Zifa needs action not investigation

Sport
It was shocking to hear Sports and Recreation Commission (SRC) board chairman Edward Siwela telling the nation that they were investigating the Zimbabwe Football Association [Zifa] to find out what exactly was going on before they could take action.

It was shocking to hear Sports and Recreation Commission (SRC) board chairman Edward Siwela telling the nation that they were investigating the Zimbabwe Football Association [Zifa] to find out what exactly was going on before they could take action.

By MICHAEL KARIATI

The question is: what is there to investigate at Zifa when the football federation is operating with three executive members instead of the required eight and when the association has failed to hold its elections as per its constitution?

What is there to investigate at Zifa when all the three remaining Zifa board members — president Phillip Chiyangwa, his vice Omega Sibanda and board member Philemon Machana — are busy pursuing their political interests instead of football?

Is the SRC waiting for a time when all the three are in political office to realise that something is really terribly wrong at the football headquarters?

Who will make decisions at Zifa when these people take to the streets campaigning in political elections?

Isn’t it the duty of the SRC to ask those with political interests to vacate sport office and concentrate on what they prefer most?

What is clearly evident is that there is also confusion at the SRC with regard to the Zifa status quo after earlier in the year the sports commission’s acting director general Joseph Muchechetere highlighted in correspondence to Fifa that there was a crisis at the football controlling body.

So what is there for the SRC to investigate when they already know that there are problems at the national football federation which need to be sorted out? What is there at Zifa that the SRC want to find out that they do not know already?

The longer the SRC take their time to act on Zifa, the better it suits those in office who have deliberately been delaying the holding of elections or have the intention of shelving the elections for good.

One gets the feeling that the SRC has the intention of setting up another commission of inquiry into the situation at Zifa when what the eye sees is good enough to reveal that all is not well at the football headquarters.

For once, the SRC should abandon this system of investigations and commissions of inquiry into football administration which do not seem to be getting Zimbabwean football anywhere.

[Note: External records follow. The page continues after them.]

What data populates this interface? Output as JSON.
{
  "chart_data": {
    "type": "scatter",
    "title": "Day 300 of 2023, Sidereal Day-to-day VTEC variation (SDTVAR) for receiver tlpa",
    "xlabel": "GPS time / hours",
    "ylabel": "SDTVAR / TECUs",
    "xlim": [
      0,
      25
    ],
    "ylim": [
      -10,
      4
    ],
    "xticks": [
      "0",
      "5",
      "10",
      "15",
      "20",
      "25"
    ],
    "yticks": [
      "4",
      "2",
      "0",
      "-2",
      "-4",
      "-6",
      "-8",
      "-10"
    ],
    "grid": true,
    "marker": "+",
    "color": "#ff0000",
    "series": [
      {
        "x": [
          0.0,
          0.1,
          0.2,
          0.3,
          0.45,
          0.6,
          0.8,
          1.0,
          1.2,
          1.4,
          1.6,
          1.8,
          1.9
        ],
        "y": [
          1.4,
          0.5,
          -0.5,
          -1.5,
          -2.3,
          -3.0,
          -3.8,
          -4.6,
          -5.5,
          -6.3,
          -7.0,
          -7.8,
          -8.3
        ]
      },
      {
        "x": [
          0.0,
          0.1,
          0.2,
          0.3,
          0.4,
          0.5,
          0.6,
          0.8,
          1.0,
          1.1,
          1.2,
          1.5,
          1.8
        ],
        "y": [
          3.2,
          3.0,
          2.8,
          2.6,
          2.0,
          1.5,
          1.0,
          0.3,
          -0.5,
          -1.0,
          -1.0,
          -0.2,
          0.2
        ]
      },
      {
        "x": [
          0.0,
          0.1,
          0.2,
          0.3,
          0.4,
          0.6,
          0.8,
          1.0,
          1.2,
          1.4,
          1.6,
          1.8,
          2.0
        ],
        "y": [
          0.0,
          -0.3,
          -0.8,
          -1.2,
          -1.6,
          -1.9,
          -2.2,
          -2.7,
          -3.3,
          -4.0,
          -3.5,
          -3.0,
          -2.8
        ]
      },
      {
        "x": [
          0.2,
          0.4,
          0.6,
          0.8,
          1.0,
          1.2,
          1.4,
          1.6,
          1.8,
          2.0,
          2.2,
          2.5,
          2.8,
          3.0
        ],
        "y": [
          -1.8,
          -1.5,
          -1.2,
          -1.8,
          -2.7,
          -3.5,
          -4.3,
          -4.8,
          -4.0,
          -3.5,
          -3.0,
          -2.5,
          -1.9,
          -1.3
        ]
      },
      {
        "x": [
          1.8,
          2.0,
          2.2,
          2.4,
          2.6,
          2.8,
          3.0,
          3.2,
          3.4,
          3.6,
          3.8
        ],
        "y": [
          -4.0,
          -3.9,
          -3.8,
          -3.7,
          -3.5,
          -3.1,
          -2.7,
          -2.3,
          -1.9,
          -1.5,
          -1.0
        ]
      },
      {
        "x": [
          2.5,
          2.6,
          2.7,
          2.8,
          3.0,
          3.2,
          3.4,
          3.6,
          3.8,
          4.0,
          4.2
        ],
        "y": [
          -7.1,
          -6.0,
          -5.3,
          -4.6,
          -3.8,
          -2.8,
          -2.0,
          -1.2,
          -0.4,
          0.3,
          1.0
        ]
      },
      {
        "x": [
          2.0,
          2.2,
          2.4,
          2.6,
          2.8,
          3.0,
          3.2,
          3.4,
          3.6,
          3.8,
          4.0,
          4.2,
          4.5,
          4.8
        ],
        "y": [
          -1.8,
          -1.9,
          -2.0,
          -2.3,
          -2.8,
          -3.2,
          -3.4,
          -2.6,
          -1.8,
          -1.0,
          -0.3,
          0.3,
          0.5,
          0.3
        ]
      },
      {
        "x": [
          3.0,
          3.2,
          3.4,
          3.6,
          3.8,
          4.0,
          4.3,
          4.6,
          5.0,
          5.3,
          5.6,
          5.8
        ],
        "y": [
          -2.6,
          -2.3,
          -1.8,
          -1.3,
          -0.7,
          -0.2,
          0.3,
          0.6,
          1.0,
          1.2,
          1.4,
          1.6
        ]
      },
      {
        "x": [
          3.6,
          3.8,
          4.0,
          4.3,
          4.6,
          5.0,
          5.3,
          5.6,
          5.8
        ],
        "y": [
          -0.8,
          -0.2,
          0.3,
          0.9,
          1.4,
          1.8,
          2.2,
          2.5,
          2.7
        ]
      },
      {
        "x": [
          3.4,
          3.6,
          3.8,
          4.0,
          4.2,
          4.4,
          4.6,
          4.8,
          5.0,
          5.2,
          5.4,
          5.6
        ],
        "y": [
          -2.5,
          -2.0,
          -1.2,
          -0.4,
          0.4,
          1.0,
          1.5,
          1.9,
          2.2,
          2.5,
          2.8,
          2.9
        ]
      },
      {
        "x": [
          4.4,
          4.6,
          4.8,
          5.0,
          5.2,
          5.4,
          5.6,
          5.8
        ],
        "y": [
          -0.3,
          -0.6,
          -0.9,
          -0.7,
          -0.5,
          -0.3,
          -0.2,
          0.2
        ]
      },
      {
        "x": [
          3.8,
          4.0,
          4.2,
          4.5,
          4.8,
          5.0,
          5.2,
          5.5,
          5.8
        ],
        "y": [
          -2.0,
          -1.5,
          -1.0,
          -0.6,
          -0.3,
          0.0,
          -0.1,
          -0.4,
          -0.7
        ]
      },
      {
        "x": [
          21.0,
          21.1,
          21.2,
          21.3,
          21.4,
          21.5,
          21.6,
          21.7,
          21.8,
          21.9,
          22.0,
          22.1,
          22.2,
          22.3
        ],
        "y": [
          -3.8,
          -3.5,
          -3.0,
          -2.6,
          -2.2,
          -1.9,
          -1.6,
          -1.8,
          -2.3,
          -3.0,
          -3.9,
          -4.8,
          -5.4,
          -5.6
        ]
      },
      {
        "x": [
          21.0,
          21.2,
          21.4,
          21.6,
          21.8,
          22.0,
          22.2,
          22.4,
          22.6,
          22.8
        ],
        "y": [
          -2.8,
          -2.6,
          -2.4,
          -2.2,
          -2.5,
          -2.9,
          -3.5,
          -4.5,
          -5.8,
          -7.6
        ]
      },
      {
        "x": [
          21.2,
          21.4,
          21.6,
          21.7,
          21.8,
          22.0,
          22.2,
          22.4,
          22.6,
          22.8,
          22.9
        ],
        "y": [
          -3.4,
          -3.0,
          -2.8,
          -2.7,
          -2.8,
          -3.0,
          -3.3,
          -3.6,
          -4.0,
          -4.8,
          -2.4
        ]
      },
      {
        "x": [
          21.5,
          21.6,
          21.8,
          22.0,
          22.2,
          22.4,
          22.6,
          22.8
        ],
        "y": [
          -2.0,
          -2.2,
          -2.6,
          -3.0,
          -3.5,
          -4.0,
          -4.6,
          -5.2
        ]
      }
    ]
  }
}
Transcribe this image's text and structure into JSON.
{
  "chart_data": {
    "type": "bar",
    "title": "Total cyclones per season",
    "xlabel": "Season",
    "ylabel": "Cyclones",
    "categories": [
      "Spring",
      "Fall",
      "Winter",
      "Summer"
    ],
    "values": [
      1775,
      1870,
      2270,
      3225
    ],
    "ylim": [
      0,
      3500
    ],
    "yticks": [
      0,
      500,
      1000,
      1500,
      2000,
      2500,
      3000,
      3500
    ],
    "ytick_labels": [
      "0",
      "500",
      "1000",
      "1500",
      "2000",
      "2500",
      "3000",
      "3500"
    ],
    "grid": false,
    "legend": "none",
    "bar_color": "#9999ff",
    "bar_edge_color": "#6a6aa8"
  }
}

How many investigations and commissions of inquiry has the SRC instituted at Zifa and what have been the results? There was the Justice Paddington Garwe Commission of 1997 and lately the Obadiah Moyo Commission of Inquiry — and many others in between — but what happened to the findings?

Only last year the SRC instituted another commission of inquiry whose findings have been kept a closely-guarded secret to date.

Already questions are being asked as to what exactly is the role of this SRC as many do not seem to get the reason why it is there in the first place when it is failing to deal with small matters like a football administration problem.

In fact, apart from taking over the running of the Annual National Sports Awards from the Sports Writers’ Association of Zimbabwe, what has the SRC done since it was created by an Act of Parliament in 1989?

Conflicts at national associations continue to be the order of the day. Football, Zimbabwe’s most popular sport, is in shambles and — above all — national teams continue to be withdrawn from international participation due to lack of funds. Yet the SRC claim they are the supreme sports body in the country.

The question is: What are they doing when Zifa needs action, not another investigation?